I got a good laugh out of his π rule, but then I got to thinking. Why are IT people so miserable at estimating costs and time to complete work? Maybe they are the worst group of people—certainly I’ve had general contractors who weren’t the best at this, but I guess I should consider myself lucky that they were only a few days off schedule rather than by such a huge factor.
Sure, we’ve all read about the mythical man-month and other works that claim the more developers you add to a project, the longer it will take. But this isn’t just about that.
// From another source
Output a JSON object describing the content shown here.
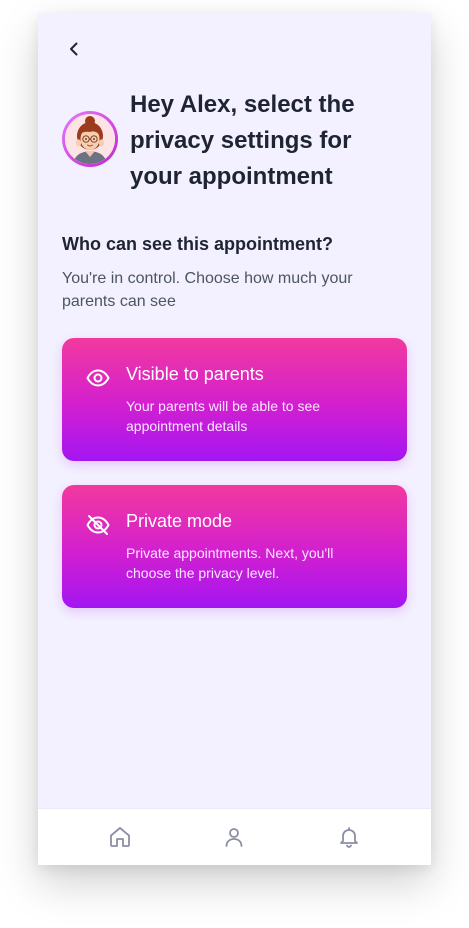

Maybe it’s because IT people really want to serve their clients and set themselves up for unreasonable expectations right off the bat by underestimating their work product. Or maybe it is because the work product is so ephemeral to begin with. I mean, it isn’t like a construction crew trying to rebuild a bridge or erect a new office building.
I guess I am overly sensitive to this because so much of my job revolves around hitting particular deadlines that are very definite. If I miss one, someone else along the editorial production process has to make up the slack, because the magazine has to be printed at a specific time or the article has to be posted online for a particular moment. I am proud to say that I hit all of my deadlines except for some unusual circumstances.
But when it comes to IT projects, a deadline seems to be more of a guideline than something hard and fast. The report isn’t done? Oh well, we can wait another week; not to worry. Or how about the opposite: Your boss gives you an artificially early deadline, you actually deliver the work on time, and then he tells you that he was really not counting on getting it today and will be too busy to review it until next week. Boy, how does that make you feel, after you moved heaven and earth to get the work to him as agreed?
Sure, things are sometimes out of your control. People make mistakes, code has bugs, equipment takes longer than anticipated to configure, the dog ate your homework, etc. Some of the delay can be explained by developers who want to add “just one more feature” before they lock down the code and send it to production. Did anyone ask them to add the feature? Probably not; they just did it on their own initiative because it seemed like a good idea at the time.
When I taught computer networking in high school, believe me, I heard it all from students who were late handing in their homework. (And, you should know, I didn’t let my students slide. A deadline is a deadline, after all. Most of them made that mistake only the first time, and then cooperated quite nicely afterward.)
If we’re going to move toward more realistic estimates, we have to do a better job of anticipating the problems with our projects, and we also need to be able to communicate up and down the line when we spot the first hint of delay or feature creep.